Kirghizistan : projet de promotion de la santé - le modèle élaboré par la DDC fait des émules

Projet terminé

Il est au Kirghizistan un projet de santé qui, mené par la Suisse, a valeur de modèle. Porté par les communautés villageoises, il vise à la promotion de la santé; son succès lui a valu d’être élargi à l’échelle du pays, de sorte que deux millions de personnes en bénéficient aujourd’hui. 

Pays/région Thème Période Budget
Kirghizistan
Santé
Système de santé primaire
Renforcement des systèmes de santé
01.04.2011 - 31.03.2014
CHF 4'865'000

«Que vous faut-il pour rester en bonne santé et mener une vie saine?» Telle a été la question à l’origine de l’engagement de la DDC dans le domaine de la santé publique au Kirghizistan. Convaincus de la nécessité d’une collaboration étroite avec la population pour parvenir à un résultat durable, les experts suisses en matière de santé ont préféré le dialogue interactif aux solutions toutes faites. Il est en effet capital de laisser les villageois définir leurs propres priorités en matière de politique de santé plutôt que de vouloir leur imposer un concept de promotion de la santé.

Un projet porté par la communauté villageoise

La mise en œuvre du projet de la DDC est, depuis 1999, confiée à la Croix-Rouge suisse. Sous la conduite de médecins de famille spécialement formés à cette tâche, les villageois ont dressé l’inventaire des affections les plus fréquentes et procédé à leur classement en fonction de leur occurrence.
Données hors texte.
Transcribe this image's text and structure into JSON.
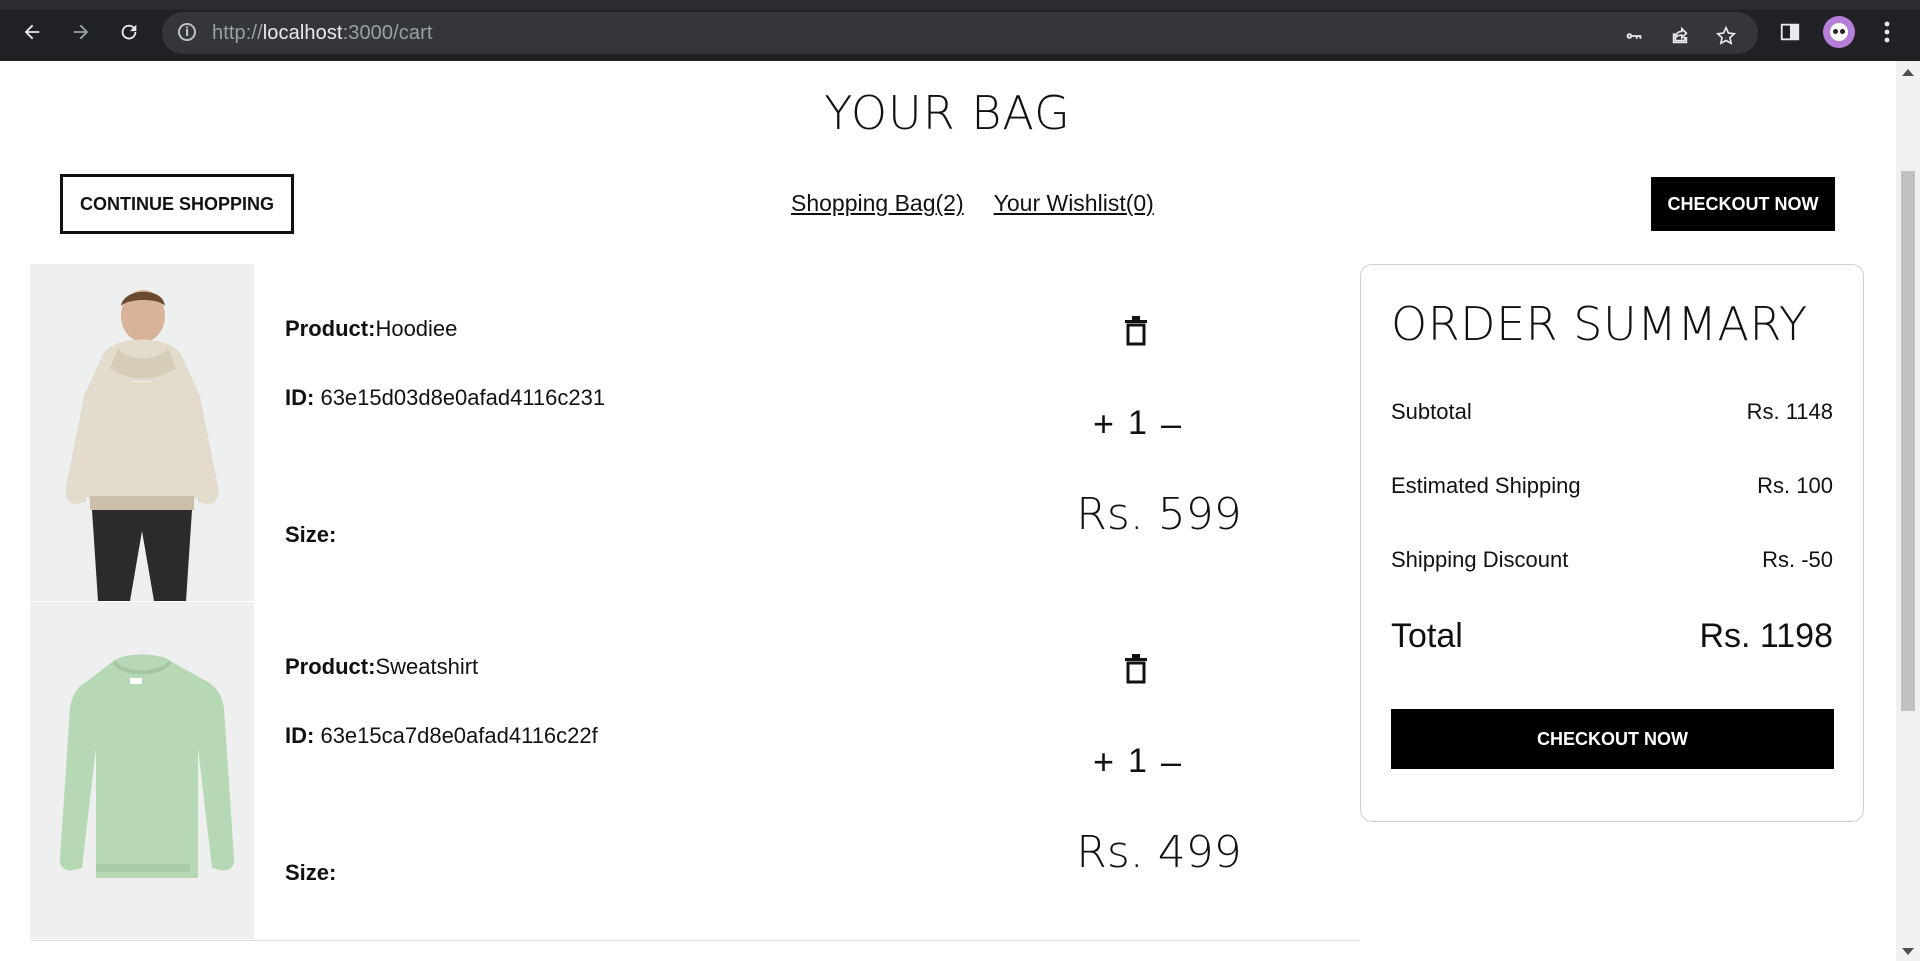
{
  "browser": {
    "url_prefix": "http://",
    "url_host": "localhost",
    "url_rest": ":3000/cart"
  },
  "page": {
    "title": "YOUR BAG",
    "continue_label": "CONTINUE SHOPPING",
    "bag_link": "Shopping Bag(2)",
    "wishlist_link": "Your Wishlist(0)",
    "checkout_top_label": "CHECKOUT NOW"
  },
  "products": [
    {
      "product_label": "Product:",
      "product_name": "Hoodiee",
      "id_label": "ID:",
      "id_value": "63e15d03d8e0afad4116c231",
      "size_label": "Size:",
      "qty_plus": "+",
      "quantity": "1",
      "qty_minus": "–",
      "price": "Rs. 599",
      "image_color": "#e3dccd"
    },
    {
      "product_label": "Product:",
      "product_name": "Sweatshirt",
      "id_label": "ID:",
      "id_value": "63e15ca7d8e0afad4116c22f",
      "size_label": "Size:",
      "qty_plus": "+",
      "quantity": "1",
      "qty_minus": "–",
      "price": "Rs. 499",
      "image_color": "#b7d8b4"
    }
  ],
  "summary": {
    "title": "ORDER SUMMARY",
    "subtotal_label": "Subtotal",
    "subtotal_value": "Rs. 1148",
    "shipping_label": "Estimated Shipping",
    "shipping_value": "Rs. 100",
    "discount_label": "Shipping Discount",
    "discount_value": "Rs. -50",
    "total_label": "Total",
    "total_value": "Rs. 1198",
    "checkout_label": "CHECKOUT NOW"
  },
  "icons": {
    "back": "arrow-left",
    "forward": "arrow-right",
    "reload": "reload",
    "site_info": "info",
    "password": "key",
    "share": "share",
    "bookmark": "star",
    "side_panel": "side-panel",
    "profile": "avatar",
    "menu": "more-vertical",
    "delete": "trash"
  }
}
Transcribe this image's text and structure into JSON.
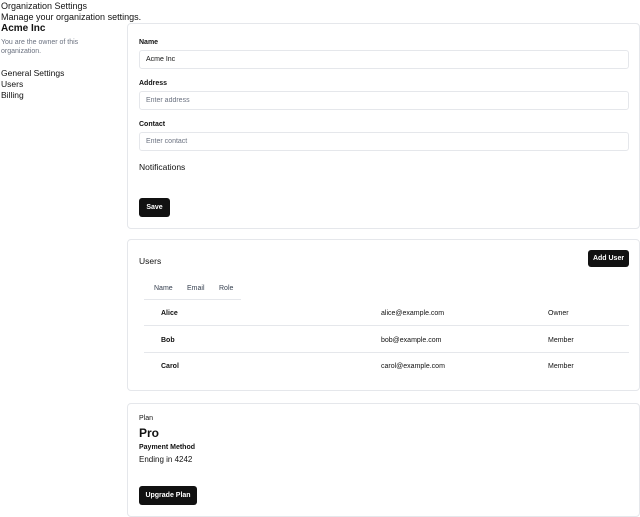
{
  "sidebar": {
    "title": "Organization Settings",
    "subtitle": "Manage your organization settings.",
    "org_name": "Acme Inc",
    "owner_note": "You are the owner of this organization.",
    "nav": [
      {
        "label": "General Settings"
      },
      {
        "label": "Users"
      },
      {
        "label": "Billing"
      }
    ]
  },
  "settings": {
    "name_label": "Name",
    "name_value": "Acme Inc",
    "address_label": "Address",
    "address_placeholder": "Enter address",
    "contact_label": "Contact",
    "contact_placeholder": "Enter contact",
    "notifications_label": "Notifications",
    "save_label": "Save"
  },
  "users": {
    "title": "Users",
    "add_label": "Add User",
    "columns": [
      "Name",
      "Email",
      "Role"
    ],
    "rows": [
      {
        "name": "Alice",
        "email": "alice@example.com",
        "role": "Owner"
      },
      {
        "name": "Bob",
        "email": "bob@example.com",
        "role": "Member"
      },
      {
        "name": "Carol",
        "email": "carol@example.com",
        "role": "Member"
      }
    ]
  },
  "plan": {
    "label": "Plan",
    "name": "Pro",
    "payment_label": "Payment Method",
    "payment_value": "Ending in 4242",
    "upgrade_label": "Upgrade Plan"
  },
  "colors": {
    "button_bg": "#111111",
    "border": "#e5e7eb",
    "muted_text": "#6b7280"
  }
}
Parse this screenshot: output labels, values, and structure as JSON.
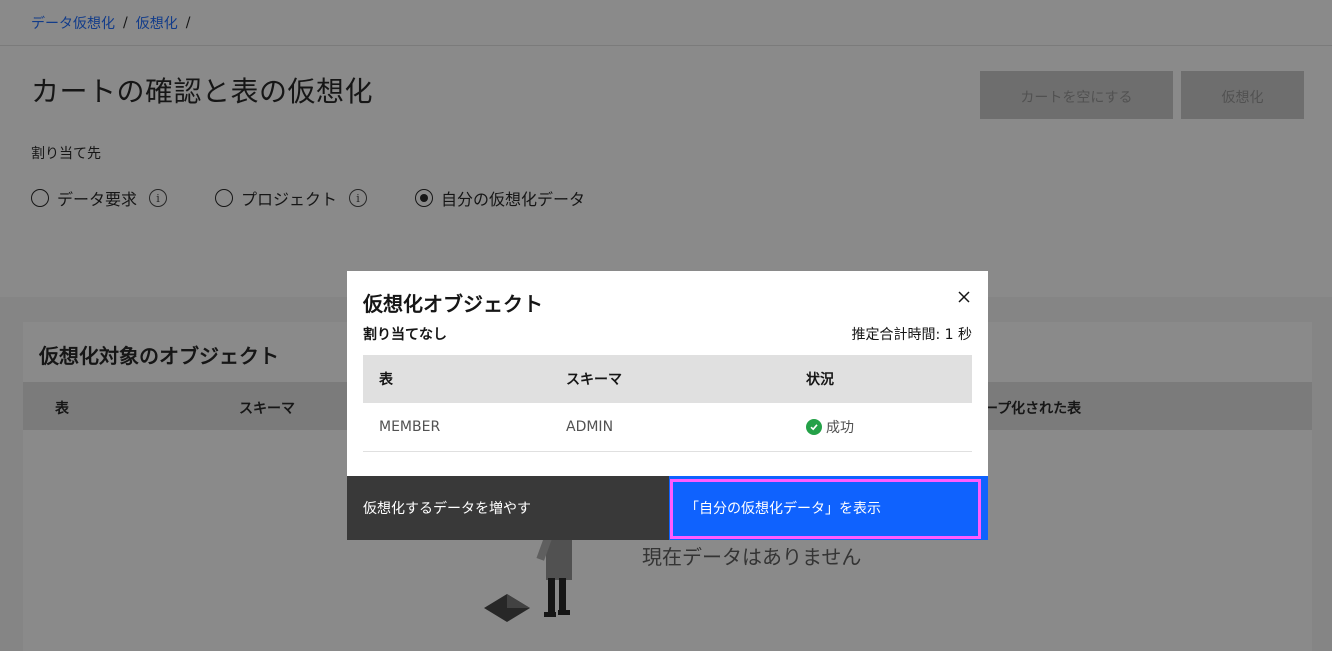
{
  "breadcrumb": {
    "items": [
      "データ仮想化",
      "仮想化"
    ],
    "separator": "/"
  },
  "page": {
    "title": "カートの確認と表の仮想化",
    "buttons": {
      "empty_cart": "カートを空にする",
      "virtualize": "仮想化"
    },
    "assign_label": "割り当て先",
    "radios": [
      {
        "label": "データ要求",
        "checked": false,
        "info": true
      },
      {
        "label": "プロジェクト",
        "checked": false,
        "info": true
      },
      {
        "label": "自分の仮想化データ",
        "checked": true,
        "info": false
      }
    ],
    "info_glyph": "i"
  },
  "panel": {
    "title": "仮想化対象のオブジェクト",
    "columns": [
      "表",
      "スキーマ",
      "ープ化された表"
    ],
    "empty_text": "現在データはありません"
  },
  "modal": {
    "title": "仮想化オブジェクト",
    "close_glyph": "×",
    "subtitle": "割り当てなし",
    "estimated_time": "推定合計時間: 1 秒",
    "table": {
      "columns": [
        "表",
        "スキーマ",
        "状況"
      ],
      "rows": [
        {
          "table": "MEMBER",
          "schema": "ADMIN",
          "status": "成功"
        }
      ]
    },
    "footer": {
      "secondary": "仮想化するデータを増やす",
      "primary": "「自分の仮想化データ」を表示"
    }
  },
  "colors": {
    "link": "#0f62fe",
    "primary_button": "#0f62fe",
    "secondary_button": "#393939",
    "success": "#24a148",
    "focus": "#ff5cff"
  }
}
Un premier sondage mené dans la province de Naryn a révélé la séquence suivante: maladies cardiovasculaires, fièvre de Malte, grippe, maladies des organes génitaux, problèmes dentaires, alcoolisme et tabagisme. La population considère en outre que les facteurs essentiels de promotion de la santé sont l’accès à une alimentation saine, l’accès à l’eau potable, l’édiction de prescriptions d’hygiène et la simplification de l’accès aux principaux médicaments.

Mesures concrètes appliquées sur la base de propositions

Afin de voir leurs suggestions mises en œuvre de façon concrète, les villageois désignent au sein de leur communauté des représentants appelés à participer à des comités de santé. Ces derniers élaborent, sous la conduite d’experts, un train de mesures dont les moyens financiers mis à disposition par la Suisse permettent la mise enœuvre progressive. Font ainsi l’objet d’une promotion active la consommation de sel iodé, la culture de légumes, la prévention de la fièvre de Malte, l’amélioration du traitement des maladies urogénitales et la réduction de l’abus d’alcool. L’alcoolisme, notamment, constitue un problème grave, comme l’ont précisé dernièrement les représentants des comités de santé dans une lettre ouverte aux candidats au Parlement: «L’un des principaux objectifs des comités de santé consiste à lutter contre l’alcoolisme au sein même des villages. (...) L’alcool est un danger pour la santé, menace l’avenir de nos enfants (…) et condamne la population à la pauvreté.»

Le projet a fait des émules

Grâce aux améliorations concrètes qu’il a apportées au niveau de la situation sanitaire en milieu rural, le projet suisse a fait parler de lui. Son succès a conduit à l’élargissement de son application (limitée à l’origine à la région de Naryn et de Talas) à d’autres régions du Kirghizistan. Cette expansion est le fruit de l’implication de nouveaux donateurs, tels que l’Agence des Etats-Unis pour le développement international (USAID) et l’Agence suédoise de coopération internationale au développement (ASDI). Suite à l’adhésion de l’ASDI en 2006, le projet anciennement nommé Community Action for Health a été rebaptisé Kyrgyz-Swiss-Swedish Health Project (KYSS), programme de promotion de la santé dont bénéficient actuellement près de deux millions d’individus.

Participation de l’Etat

Le gouvernement kirghize a reconnu l’importance de ce programme et intégré les principaux éléments du KYSS dans la stratégie nationale de santé. Initié par la DDC, le projet a donc déclenché un important processus de réforme qui contribue à améliorer – en termes de durée et d’envergure - la situation sanitaire au Kirghizistan.